"Why GPUs?"

NVIDIA V100 PCIe

NVIDIA Tesla V100 PCIe GPU

Graphics Processing Units (GPU) were originally designed to accelerate the large number of multiply and add computations performed in graphics rendering. Packaged as a video card attached to the PCI bus, they offloaded this numerically intensive computation from the central processing unit (CPU). As the demand for high performance graphics grew, so did the GPU, eventually becoming far more powerful than the CPU.

The simulation of engineering and scientific problems is very closely related to the type of computation performed for graphic rendering. Both perform a large number of floating point multiply-add computations. However there are two significant differences:

In general purpose science and engineering, the amount of information stored and processed with each data point requires 64-bits (8-bytes) of precision. For graphics applications usually 32-bits (4-bytes) are required. The extra precision required is the result of solving differential equations where the difference between data points is significant. For graphics applications only the value at a data point is required.
For graphics the data is often recomputed several times a second. An error in a data point is usually not noticeable. For scientific and engineering applications, the results of one computation are used for the next computation. As a result, an error in computing the value of one data point usually will render the analysis useless.

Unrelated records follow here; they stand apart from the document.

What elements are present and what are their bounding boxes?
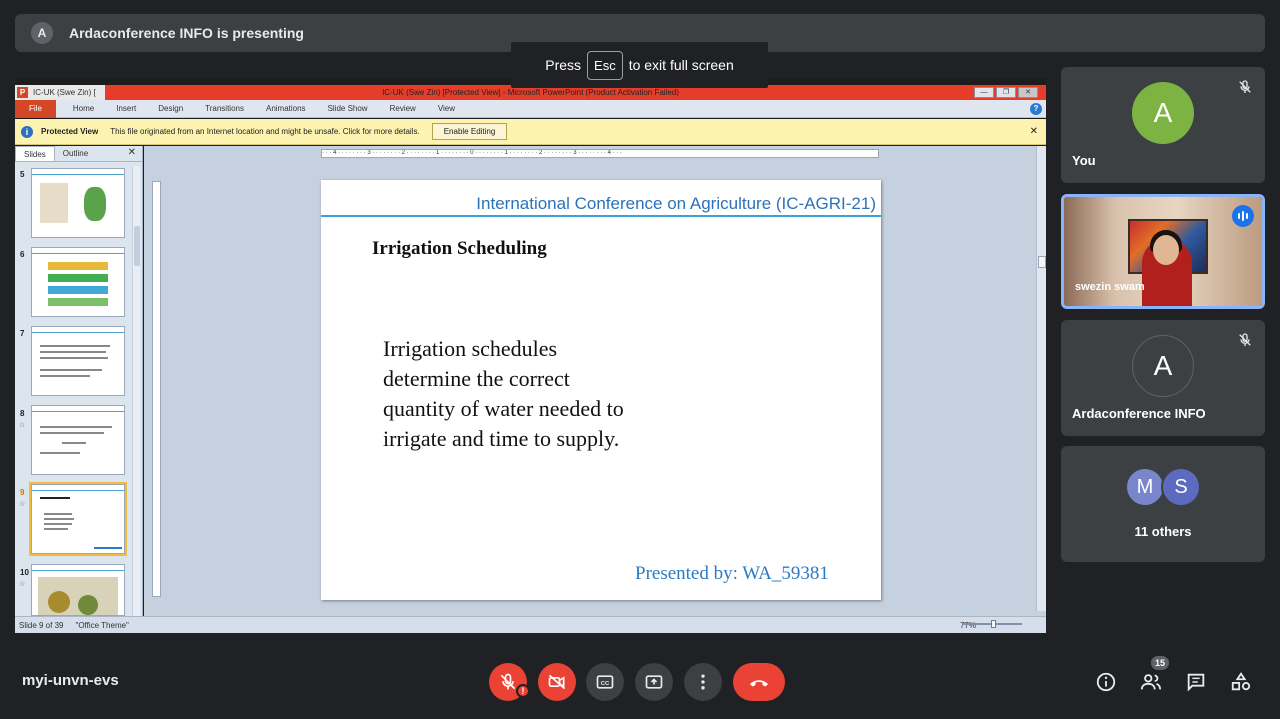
editor-scrollbar[interactable] (1036, 146, 1046, 611)
powerpoint-logo-icon: P (17, 87, 28, 98)
chat-icon (1187, 673, 1205, 692)
star-icon: ☆ (19, 501, 26, 508)
slide-presenter: Presented by: WA_59381 (635, 563, 829, 584)
others-count: 11 others (1134, 524, 1192, 539)
more-options-button[interactable] (684, 663, 722, 701)
ribbon-tab-home[interactable]: Home (73, 104, 94, 113)
ribbon-tab-slide-show[interactable]: Slide Show (328, 104, 368, 113)
ribbon-tabs: File Home Insert Design Transitions Anim… (15, 99, 1046, 118)
chat-button[interactable] (1184, 670, 1208, 694)
protected-view-label: Protected View (41, 127, 99, 136)
close-panel-icon[interactable]: ✕ (122, 146, 142, 161)
panel-scrollbar[interactable] (132, 166, 140, 616)
ribbon-tab-review[interactable]: Review (390, 104, 416, 113)
participant-tile-ardaconference[interactable]: A Ardaconference INFO (1061, 320, 1265, 436)
enable-editing-button[interactable]: Enable Editing (431, 123, 508, 140)
star-icon: ☆ (19, 581, 26, 588)
participant-tile-swezin[interactable]: swezin swam (1061, 194, 1265, 309)
participant-avatar: A (1132, 82, 1194, 144)
tab-outline[interactable]: Outline (55, 146, 96, 161)
svg-text:CC: CC (601, 681, 610, 687)
tab-slides[interactable]: Slides (15, 146, 55, 161)
mic-off-icon (1239, 80, 1251, 93)
protected-view-bar: i Protected View This file originated fr… (15, 119, 1046, 145)
thumbnail-number: 5 (20, 170, 25, 179)
slide-body-text: Irrigation schedules determine the corre… (383, 336, 624, 451)
slide-thumbnail-5[interactable] (31, 168, 125, 238)
participant-name: Ardaconference INFO (1072, 406, 1206, 421)
theme-name: "Office Theme" (75, 620, 129, 630)
presenting-text: Ardaconference INFO is presenting (69, 25, 304, 41)
slide-count: Slide 9 of 39 (19, 620, 64, 630)
thumbnail-number: 6 (20, 250, 25, 259)
slide-thumbnail-9-selected[interactable] (29, 482, 127, 556)
people-button[interactable] (1139, 670, 1163, 694)
slide-thumbnail-6[interactable] (31, 247, 125, 317)
mic-alert-badge: ! (516, 684, 530, 698)
people-icon (1140, 674, 1162, 690)
leave-call-button[interactable] (733, 663, 785, 701)
ribbon-tab-insert[interactable]: Insert (116, 104, 136, 113)
mic-off-icon (500, 673, 516, 690)
captions-icon: CC (596, 675, 614, 689)
thumbnail-number: 8 (20, 409, 25, 418)
mic-off-icon (1239, 333, 1251, 346)
participant-tile-others[interactable]: M S 11 others (1061, 446, 1265, 562)
participant-tile-you[interactable]: A You (1061, 67, 1265, 183)
esc-key: Esc (587, 50, 623, 80)
presenter-avatar: A (31, 22, 53, 44)
shared-screen: IC-UK (Swe Zin) [Protected View] - Micro… (15, 78, 1046, 633)
activities-button[interactable] (1229, 670, 1253, 694)
close-icon[interactable]: ✕ (1030, 126, 1038, 137)
camera-off-icon (548, 674, 566, 690)
captions-button[interactable]: CC (586, 663, 624, 701)
slide-canvas[interactable]: International Conference on Agriculture … (321, 180, 881, 600)
taskbar-tab: P IC-UK (Swe Zin) [ (15, 85, 105, 100)
participant-name: swezin swam (1075, 281, 1145, 293)
info-shield-icon: i (21, 125, 33, 138)
zoom-level: 77% (959, 620, 976, 630)
participant-avatar: A (1132, 335, 1194, 397)
thumbnail-number: 10 (20, 568, 29, 577)
zoom-slider-handle[interactable] (991, 620, 996, 628)
present-now-button[interactable] (635, 663, 673, 701)
participant-name: You (1072, 153, 1096, 168)
protected-view-message[interactable]: This file originated from an Internet lo… (110, 127, 420, 136)
thumbnail-number: 9 (20, 488, 25, 497)
help-icon[interactable]: ? (1030, 103, 1042, 115)
people-count-badge: 15 (1151, 656, 1169, 670)
slide-thumbnail-10[interactable] (31, 564, 125, 616)
slide-header: International Conference on Agriculture … (321, 180, 881, 217)
camera-toggle-button[interactable] (538, 663, 576, 701)
slide-thumbnail-8[interactable] (31, 405, 125, 475)
thumbnail-number: 7 (20, 329, 25, 338)
restore-button[interactable]: ❐ (996, 87, 1016, 98)
slide-header-text: International Conference on Agriculture … (476, 194, 876, 213)
fullscreen-toast: Press Esc to exit full screen (511, 42, 768, 88)
star-icon: ☆ (19, 422, 26, 429)
participant-avatar: S (1161, 467, 1201, 507)
close-window-button[interactable]: ✕ (1018, 87, 1038, 98)
vertical-ruler (152, 181, 161, 597)
meeting-code: myi-unvn-evs (22, 672, 119, 689)
meeting-details-button[interactable] (1094, 670, 1118, 694)
info-icon (1096, 672, 1116, 692)
horizontal-ruler: · · · 4 · · · · · · · · 3 · · · · · · · … (321, 149, 879, 158)
ribbon-tab-file[interactable]: File (15, 99, 56, 118)
ribbon-tab-animations[interactable]: Animations (266, 104, 306, 113)
minimize-button[interactable]: — (974, 87, 994, 98)
activities-icon (1231, 672, 1251, 691)
ribbon-tab-transitions[interactable]: Transitions (205, 104, 244, 113)
ribbon-tab-design[interactable]: Design (158, 104, 183, 113)
more-vert-icon (701, 674, 705, 690)
powerpoint-status-bar: Slide 9 of 39 "Office Theme" 77% (15, 616, 1046, 633)
present-screen-icon (645, 675, 663, 689)
slides-panel: Slides Outline ✕ 5 6 7 8 ☆ 9 ☆ 10 ☆ (15, 146, 143, 616)
slide-title: Irrigation Scheduling (372, 238, 547, 259)
ribbon-tab-view[interactable]: View (438, 104, 455, 113)
participant-avatar: M (1125, 467, 1165, 507)
hang-up-icon (750, 680, 768, 687)
slide-thumbnail-7[interactable] (31, 326, 125, 396)
speaking-indicator-icon (1232, 205, 1254, 227)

The NVIDIA Tesla family of GPUs are designed specifically for the engineering and scientific marketplace. They include native 64-bit precision in data storage, paths and arithmetic units. In addition they have error-correcting memories which provide the reliability required for long simulations.

Multiple GPU Solutions

NVIDIA V100 HGX-2

NVIDIA HGX-2 with 16 V100 GPUs

Many servers provide for multiple GPU PCI cards. Most allow up to 4, with a few allowing 8. However, for larger configurations, Nvidia offers a newer packaging as cards that include 8 GPU processors. This configuration, termed the HGX-1, provides a more integrated solution for a new line of servers. For even larger GPU configurations, the HGX-2 (shown above) includes two of these 8-GPU cards. Several vendors are (and will) be making servers based on this technology.

Nvidia also makes complete servers using the HGX-1 and HGX-2 components, termed the DGX-1 and DGX-2 respectively. They contain two CPUs, memory, internal storage and network adapters.

NVIDIA DGX-1 with 8 GPUs

NVIDIA DGX-2 with 16 GPUs

Comparing CPUs and GPUs

The time required for FMS to solve a problem depends on the speed of the processors in the computer. This speed is expressed in units of flops (floating point operations per second). However, with the speed of today's computers, units of Gflops (billions of flops) or Tflops (trillions of flops) are typically used.

The floating point performance of a processor may be computed as follows:

Performance = (Number of cores) X (Clock speed) X (Operations per core per clock)

Most computers today compute Fused Multiply-Add instructions (FMA), which produce two floating point operations per clock (one multiply followed by one add). For this case

(Operations per core per clock) = 2

The following table compares the performance of a general purpose CPU processor with those found in GPUs.

	CPU (Skylake)	GPU (V100 SXM2)
Number of processors	1	84
64-bit Cores per Processor	24	32
Total Number of cores	24	2688
Clock Speed (GHz)	2.7	1.38
Flops per core	8x2	2
Performance (Gflops)	1037	7419

CPUs: CPU processors contain multiple cores, with each core capable of performing multiple fused multiply-add (FMA) instructions every cycle. The number of FMA operations per core per clock is determined by the bus width:
- 128-bit, 2
- 256-bit, 4
- 512-bit, 8
In this example a 24 core processor running at 2.7 GHz performing fused multiply-add instructions on a processor that supports AVX-512 instructions has a peak performance of 1037 Gflops. The actual clock may be less than 2.7 GHz if thermal limits are reached. This is determined by what is happening in all 24 cores of the processor.
GPUs: Each GPU contains multiple processors, with each processor containing multiple cores. In this example an 84 processor GPU having 32 64-bit cores per processor contains 2688 cores. This GPU running at 1.38 GHz performing fused multiply-add instructions has a peak performance of 7419 Gflops.

The superior floating point performance provided by GPUs is due to the large number of cores. Matrix algebra applications, including FMS, can divide their work evenly among a large number of cores, making GPUs an ideal processor for these applications.

Computers may have multiple CPU and GPU processors. Popular configurations include 2 CPUs and 1 to 16 GPUs.

The architecture of GPUs offer the following benefits:

Faster Processing
Each GPU provides an order of magnitude or more in performance over general purpose CPU processors. The result is faster solution times and the ability to solve large problems.
Lower capital cost
GPUs provide an order of magnitude or more in processing power for the same capital cost.
Reduced power consumption
The efficient architecture of GPUs perform more floating point operations per watt of power consumed.